Robot Dexterity

Robots ‘ability to cope with a variety of objects and actions challenges our understanding of how such skills should be represented and how representations in different ways can be coordinated.
Finally, the introduction of such robots so far that they interact with humans can help to combine the findings of neuroscience with robotic research into fast learning mechanisms and social science insights into human robot collaboration.

Computers and digital robots have further highlighted the multi – purpose robotic manipulators and the obvious challenge of using anthropomorphic robotic hands to bring robot dexterity.
A bimanual research system with a pair of anthropomorphic robotic hands ( Dextrous ‘Shadow Hand ) mounted on robotic arms ( PA – 10 ) for positioning.

Recent advances in machine learning, large Data and robotic perception have put us at the threshold of a quantum leap in robot ability to perform motor – related tasks and function in uncontrolled environments, “says plate.
As part of a NASA grant, the Platts laboratory recently built a robot with touch sensors and developed new algorithms for the interpretation of touch data.
Engineering professor Hanumant Singh, in collaboration with Platt, builds a mobile robot – sized golf cart with a robot arm that can travel independently on campus and perform simple manipulation tasks such as removing waste.

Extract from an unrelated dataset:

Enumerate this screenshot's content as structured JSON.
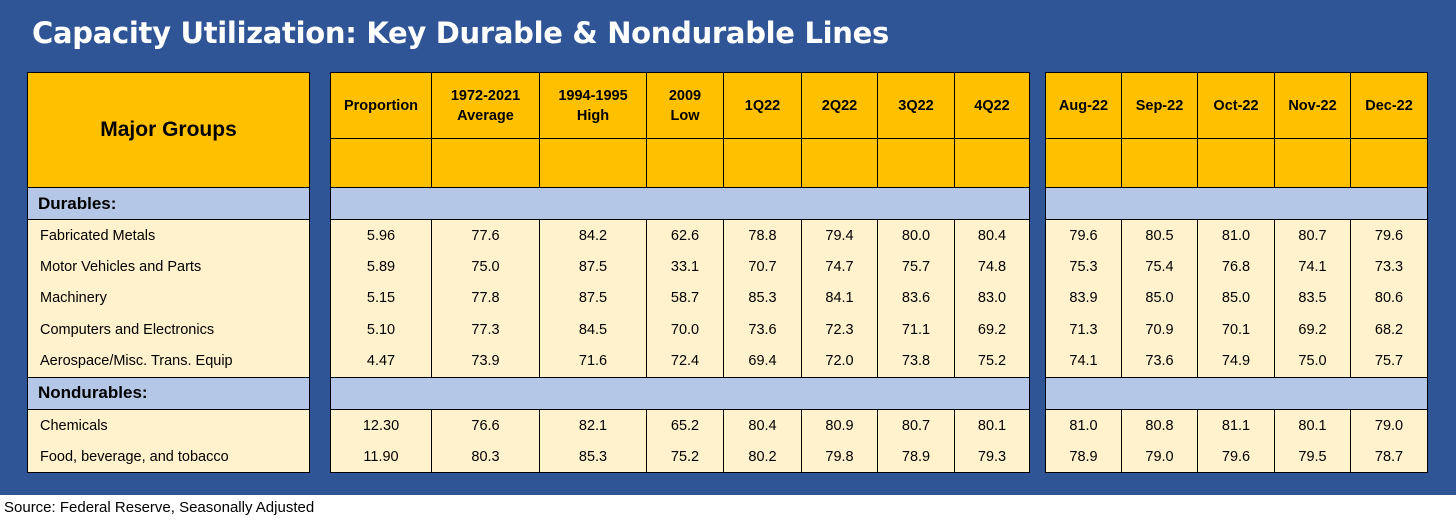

Therefore, the addition of neuroscientific experiments with computational modelling, computer simulations and experiments with real robotic hands can be an invaluable source of additional information for the analysis of various assumptions concerning the control of the capture action.
A guiding idea is to conceptualize the capture as essentially a multi – stage mapping problem : the visual system extracts an initial representation that is then transformed into separate mapping paths to the location of objects and the characteristics of the relevant objects, such as shape, size and orientation.

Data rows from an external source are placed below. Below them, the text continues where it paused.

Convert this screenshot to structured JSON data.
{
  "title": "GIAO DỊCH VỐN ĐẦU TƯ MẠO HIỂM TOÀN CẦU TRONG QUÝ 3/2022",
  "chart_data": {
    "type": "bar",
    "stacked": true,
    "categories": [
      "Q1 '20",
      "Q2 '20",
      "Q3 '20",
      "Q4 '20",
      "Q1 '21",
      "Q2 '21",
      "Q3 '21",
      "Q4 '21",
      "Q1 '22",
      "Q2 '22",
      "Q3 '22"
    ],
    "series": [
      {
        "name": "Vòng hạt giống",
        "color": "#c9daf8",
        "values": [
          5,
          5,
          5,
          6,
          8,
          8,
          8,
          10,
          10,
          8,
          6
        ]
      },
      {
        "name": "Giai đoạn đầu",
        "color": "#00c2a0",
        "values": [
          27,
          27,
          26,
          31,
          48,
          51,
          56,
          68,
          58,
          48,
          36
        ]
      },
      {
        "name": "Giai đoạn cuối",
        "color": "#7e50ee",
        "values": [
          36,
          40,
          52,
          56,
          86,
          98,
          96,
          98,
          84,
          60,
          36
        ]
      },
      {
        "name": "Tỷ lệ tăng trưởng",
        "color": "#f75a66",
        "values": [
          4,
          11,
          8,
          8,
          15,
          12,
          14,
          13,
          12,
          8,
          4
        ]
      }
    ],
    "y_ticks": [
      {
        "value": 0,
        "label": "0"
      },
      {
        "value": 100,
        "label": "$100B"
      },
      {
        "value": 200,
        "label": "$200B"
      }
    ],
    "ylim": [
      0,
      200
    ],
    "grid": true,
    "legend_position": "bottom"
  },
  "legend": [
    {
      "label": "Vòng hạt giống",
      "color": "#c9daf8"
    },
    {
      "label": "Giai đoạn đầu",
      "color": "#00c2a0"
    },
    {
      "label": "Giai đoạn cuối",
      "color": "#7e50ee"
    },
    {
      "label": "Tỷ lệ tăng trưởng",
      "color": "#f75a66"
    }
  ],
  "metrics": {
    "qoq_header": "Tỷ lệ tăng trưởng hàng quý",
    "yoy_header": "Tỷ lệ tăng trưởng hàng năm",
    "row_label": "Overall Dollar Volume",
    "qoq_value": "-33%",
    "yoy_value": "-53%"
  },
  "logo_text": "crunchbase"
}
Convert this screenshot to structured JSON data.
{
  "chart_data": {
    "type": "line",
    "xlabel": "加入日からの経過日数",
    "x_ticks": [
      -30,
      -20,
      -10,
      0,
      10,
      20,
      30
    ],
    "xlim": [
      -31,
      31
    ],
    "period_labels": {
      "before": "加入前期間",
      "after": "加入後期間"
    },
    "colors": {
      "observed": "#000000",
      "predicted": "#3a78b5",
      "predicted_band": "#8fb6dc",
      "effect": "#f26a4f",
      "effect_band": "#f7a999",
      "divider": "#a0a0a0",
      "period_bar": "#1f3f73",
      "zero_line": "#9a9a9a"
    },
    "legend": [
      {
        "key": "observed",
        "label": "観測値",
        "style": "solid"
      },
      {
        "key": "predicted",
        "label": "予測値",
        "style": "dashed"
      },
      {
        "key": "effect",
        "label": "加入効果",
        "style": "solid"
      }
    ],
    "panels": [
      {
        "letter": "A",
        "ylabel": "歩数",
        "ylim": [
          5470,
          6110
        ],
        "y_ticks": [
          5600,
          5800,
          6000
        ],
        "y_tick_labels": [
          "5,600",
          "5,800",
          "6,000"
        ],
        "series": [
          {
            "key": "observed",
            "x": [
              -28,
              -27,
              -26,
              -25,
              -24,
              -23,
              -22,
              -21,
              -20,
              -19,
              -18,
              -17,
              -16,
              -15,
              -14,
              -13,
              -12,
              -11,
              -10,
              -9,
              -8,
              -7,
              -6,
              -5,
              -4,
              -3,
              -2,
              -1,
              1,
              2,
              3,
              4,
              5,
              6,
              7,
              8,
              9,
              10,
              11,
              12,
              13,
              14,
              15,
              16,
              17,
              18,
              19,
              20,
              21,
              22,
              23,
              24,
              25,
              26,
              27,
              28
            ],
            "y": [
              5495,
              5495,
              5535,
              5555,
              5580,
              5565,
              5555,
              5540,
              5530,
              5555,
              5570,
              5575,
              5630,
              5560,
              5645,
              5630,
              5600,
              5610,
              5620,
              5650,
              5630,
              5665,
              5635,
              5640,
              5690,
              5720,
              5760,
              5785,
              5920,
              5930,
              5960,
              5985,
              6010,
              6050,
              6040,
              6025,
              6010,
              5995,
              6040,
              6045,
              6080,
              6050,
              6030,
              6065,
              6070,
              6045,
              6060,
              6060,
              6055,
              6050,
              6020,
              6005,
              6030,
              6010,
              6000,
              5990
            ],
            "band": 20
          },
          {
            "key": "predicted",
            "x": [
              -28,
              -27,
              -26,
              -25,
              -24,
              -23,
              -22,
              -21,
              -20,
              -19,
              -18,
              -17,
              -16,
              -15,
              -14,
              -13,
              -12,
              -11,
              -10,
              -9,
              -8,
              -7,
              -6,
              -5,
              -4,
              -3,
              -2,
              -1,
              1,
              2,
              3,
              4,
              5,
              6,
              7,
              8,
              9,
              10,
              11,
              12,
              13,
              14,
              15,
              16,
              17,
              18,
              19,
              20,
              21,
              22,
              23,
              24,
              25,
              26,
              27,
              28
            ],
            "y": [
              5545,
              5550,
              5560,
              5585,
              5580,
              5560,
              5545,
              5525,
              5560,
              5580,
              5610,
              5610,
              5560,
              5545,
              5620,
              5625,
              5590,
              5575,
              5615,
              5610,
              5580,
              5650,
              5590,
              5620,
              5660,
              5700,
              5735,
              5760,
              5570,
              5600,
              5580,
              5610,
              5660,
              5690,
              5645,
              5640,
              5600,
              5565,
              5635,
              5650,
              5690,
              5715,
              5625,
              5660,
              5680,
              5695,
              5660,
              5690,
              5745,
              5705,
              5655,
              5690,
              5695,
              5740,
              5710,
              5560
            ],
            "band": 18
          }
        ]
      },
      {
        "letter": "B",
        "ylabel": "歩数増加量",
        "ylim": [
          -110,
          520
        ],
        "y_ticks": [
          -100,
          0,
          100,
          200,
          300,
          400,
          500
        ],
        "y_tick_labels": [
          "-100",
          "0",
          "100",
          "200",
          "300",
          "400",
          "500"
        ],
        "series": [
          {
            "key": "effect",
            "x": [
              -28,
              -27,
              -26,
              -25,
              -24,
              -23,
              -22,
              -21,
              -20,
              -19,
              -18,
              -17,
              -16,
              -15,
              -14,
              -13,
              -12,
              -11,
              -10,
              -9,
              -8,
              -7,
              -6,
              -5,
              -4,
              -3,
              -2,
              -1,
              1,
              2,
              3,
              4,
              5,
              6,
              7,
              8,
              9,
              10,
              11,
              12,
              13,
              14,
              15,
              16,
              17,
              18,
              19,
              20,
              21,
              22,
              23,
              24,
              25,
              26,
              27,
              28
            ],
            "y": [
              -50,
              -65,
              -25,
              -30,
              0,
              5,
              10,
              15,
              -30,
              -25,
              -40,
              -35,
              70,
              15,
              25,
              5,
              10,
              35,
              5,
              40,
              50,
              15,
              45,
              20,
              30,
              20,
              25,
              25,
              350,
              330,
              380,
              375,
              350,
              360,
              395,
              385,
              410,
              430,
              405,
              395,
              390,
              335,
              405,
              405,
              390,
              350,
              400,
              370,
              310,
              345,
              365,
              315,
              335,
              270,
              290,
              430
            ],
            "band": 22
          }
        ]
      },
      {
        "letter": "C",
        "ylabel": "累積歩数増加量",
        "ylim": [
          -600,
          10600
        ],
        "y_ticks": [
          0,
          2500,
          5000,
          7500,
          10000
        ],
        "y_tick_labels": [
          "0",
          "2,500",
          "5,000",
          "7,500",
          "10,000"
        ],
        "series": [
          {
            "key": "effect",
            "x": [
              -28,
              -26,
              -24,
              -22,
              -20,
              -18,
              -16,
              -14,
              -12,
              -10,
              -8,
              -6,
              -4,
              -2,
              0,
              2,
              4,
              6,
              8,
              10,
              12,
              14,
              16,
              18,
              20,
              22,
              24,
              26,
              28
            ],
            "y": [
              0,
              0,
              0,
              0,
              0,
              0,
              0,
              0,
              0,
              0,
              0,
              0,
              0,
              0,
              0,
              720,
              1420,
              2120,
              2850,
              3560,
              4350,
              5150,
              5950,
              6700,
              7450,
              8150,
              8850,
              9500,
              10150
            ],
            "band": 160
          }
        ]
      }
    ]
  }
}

Instead of getting capture point candidates out of a mathematical optimization program, researchers use a training classifier to assign capture point locations based on visual inputs of objects.
At first glance, it seems to be a brute force method, but it does allow for various optimizations, such as the technique of decomposition of shapes, to improve the ability to generalize from stored to new forms of objects.

It is difficult to say how much skill you need for a particular robot application – or even if “how much” is the right question.
An isolated factor does not necessarily define the robot as “skillful” ( for example, a fast robot is not always capable of handling ), but together it provides an overview of the ability to perform the task.
The different characteristics of the robot and its gripper combine to determine the ability of the system.

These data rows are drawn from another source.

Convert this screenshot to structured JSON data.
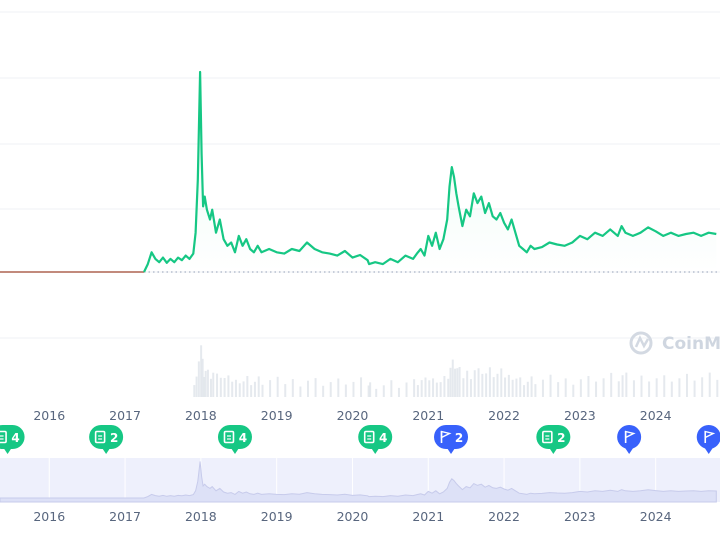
{
  "watermark": {
    "label": "CoinMa",
    "icon": "coinmarketcap-logo-icon"
  },
  "colors": {
    "line_up": "#16c784",
    "line_pre": "#c28a7c",
    "baseline": "#a6b0c3",
    "grid": "#eff2f5",
    "volume": "#dfe3ea",
    "navigator_bg": "#eef0fc",
    "navigator_line": "#c7cbeb",
    "event_green": "#16c784",
    "event_blue": "#3861fb",
    "tick_text": "#58667e"
  },
  "chart_data": {
    "type": "line",
    "title": "",
    "xlabel": "",
    "ylabel": "",
    "x_ticks": [
      "2016",
      "2017",
      "2018",
      "2019",
      "2020",
      "2021",
      "2022",
      "2023",
      "2024"
    ],
    "xlim": [
      2015.35,
      2024.8
    ],
    "ylim": [
      -1,
      3.2
    ],
    "baseline_value": 0,
    "grid": true,
    "series": [
      {
        "values_note_unused": "",
        "x": [
          2015.35,
          2016.0,
          2016.5,
          2017.0,
          2017.25,
          2017.3,
          2017.35,
          2017.4,
          2017.45,
          2017.5,
          2017.55,
          2017.6,
          2017.65,
          2017.7,
          2017.75,
          2017.8,
          2017.85,
          2017.9,
          2017.93,
          2017.96,
          2017.99,
          2018.01,
          2018.03,
          2018.05,
          2018.08,
          2018.12,
          2018.15,
          2018.2,
          2018.25,
          2018.3,
          2018.35,
          2018.4,
          2018.45,
          2018.5,
          2018.55,
          2018.6,
          2018.65,
          2018.7,
          2018.75,
          2018.8,
          2018.9,
          2019.0,
          2019.1,
          2019.2,
          2019.3,
          2019.4,
          2019.5,
          2019.6,
          2019.7,
          2019.8,
          2019.9,
          2020.0,
          2020.1,
          2020.2,
          2020.22,
          2020.3,
          2020.4,
          2020.5,
          2020.6,
          2020.7,
          2020.8,
          2020.85,
          2020.9,
          2020.95,
          2021.0,
          2021.05,
          2021.1,
          2021.15,
          2021.2,
          2021.25,
          2021.28,
          2021.31,
          2021.34,
          2021.37,
          2021.4,
          2021.45,
          2021.5,
          2021.55,
          2021.6,
          2021.65,
          2021.7,
          2021.75,
          2021.8,
          2021.85,
          2021.9,
          2021.95,
          2022.0,
          2022.05,
          2022.1,
          2022.15,
          2022.2,
          2022.25,
          2022.3,
          2022.35,
          2022.4,
          2022.5,
          2022.6,
          2022.7,
          2022.8,
          2022.9,
          2023.0,
          2023.1,
          2023.2,
          2023.3,
          2023.4,
          2023.5,
          2023.55,
          2023.6,
          2023.7,
          2023.8,
          2023.9,
          2024.0,
          2024.1,
          2024.2,
          2024.3,
          2024.4,
          2024.5,
          2024.6,
          2024.7,
          2024.8
        ],
        "values": [
          0,
          0,
          0,
          0,
          0,
          0.12,
          0.3,
          0.2,
          0.15,
          0.22,
          0.14,
          0.2,
          0.15,
          0.22,
          0.18,
          0.25,
          0.2,
          0.28,
          0.6,
          1.4,
          3.05,
          1.8,
          1.0,
          1.15,
          0.95,
          0.8,
          0.95,
          0.6,
          0.8,
          0.5,
          0.4,
          0.45,
          0.3,
          0.55,
          0.4,
          0.5,
          0.35,
          0.3,
          0.4,
          0.3,
          0.35,
          0.3,
          0.28,
          0.35,
          0.32,
          0.45,
          0.35,
          0.3,
          0.28,
          0.25,
          0.32,
          0.22,
          0.26,
          0.18,
          0.12,
          0.15,
          0.12,
          0.2,
          0.15,
          0.25,
          0.2,
          0.28,
          0.35,
          0.25,
          0.55,
          0.4,
          0.6,
          0.35,
          0.5,
          0.8,
          1.3,
          1.6,
          1.45,
          1.2,
          1.0,
          0.7,
          0.95,
          0.85,
          1.2,
          1.05,
          1.15,
          0.9,
          1.05,
          0.85,
          0.8,
          0.9,
          0.75,
          0.65,
          0.8,
          0.6,
          0.4,
          0.35,
          0.3,
          0.4,
          0.35,
          0.38,
          0.45,
          0.42,
          0.4,
          0.45,
          0.55,
          0.5,
          0.6,
          0.55,
          0.65,
          0.55,
          0.7,
          0.6,
          0.55,
          0.6,
          0.68,
          0.62,
          0.55,
          0.6,
          0.55,
          0.58,
          0.6,
          0.55,
          0.6,
          0.58
        ],
        "pre_listing_until": 2017.25
      }
    ],
    "events": [
      {
        "kind": "doc",
        "label": "4",
        "x": 2015.45,
        "color": "green"
      },
      {
        "kind": "doc",
        "label": "2",
        "x": 2016.75,
        "color": "green"
      },
      {
        "kind": "doc",
        "label": "4",
        "x": 2018.45,
        "color": "green"
      },
      {
        "kind": "doc",
        "label": "4",
        "x": 2020.3,
        "color": "green"
      },
      {
        "kind": "flag",
        "label": "2",
        "x": 2021.3,
        "color": "blue"
      },
      {
        "kind": "doc",
        "label": "2",
        "x": 2022.65,
        "color": "green"
      },
      {
        "kind": "flag",
        "label": "",
        "x": 2023.65,
        "color": "blue"
      },
      {
        "kind": "flag",
        "label": "",
        "x": 2024.7,
        "color": "blue"
      }
    ],
    "navigator_ticks": [
      "2016",
      "2017",
      "2018",
      "2019",
      "2020",
      "2021",
      "2022",
      "2023",
      "2024"
    ]
  }
}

Dactyl learns to solve the task of reorienting objects completely in simplification without human input.
Simulated robots can easily provide enough data to train complex policies, but most manipulation problems cannot be accurately modeled so that such policies can be transferred to real robots.

Training directly on physical robots allows politics to learn from physics in the real world, but today’s algorithms would require years of experience to solve a problem such as reorienting objects.
By building simulations to carry out support, we have reduced the problem of controlling a robot in the real world to perform a simulation task, which is a good solution for strengthening training.
Dactyl lab set up with Shadow hands, motion tracking cameras and Basler RGB cameras.

Nothing in the world – animals or robots – is approaching the flexibility and agility of the human hand.
You can’t wait until the robotic arms get confused for years of practice, and it’s hard to get a world simulation, precise enough for training purposes.
For OpenAI, the task they had set was to teach a robot to manipulate a six – sided cube, moving it from one position to another, so that a certain side was facing upwards.

Although there are many algorithms of “smooth” planning and optimization of movements, the typical manipulation sequences are of a hybrid nature, combining fluid state changes in which the manual configuration changes continuously ( while maintaining its current contact pattern with the object ) with non – stop transitions that occur when the contact pattern changes.

The actual robotic implementations can therefore offer the possibility of a useful “intermediate” level of abstraction, which allows us to “sketch” the appropriate processing architecture for manual operation in such a way that it is sufficiently detailed that it can be validated in relation to its calculation capacity and thus help in mapping potential functional capacity.
The manipulation of such objects could also pave the way to combine observations about dextrous manipulation with a deeper understanding of higher cognition, without which there would be no manipulation of such objects.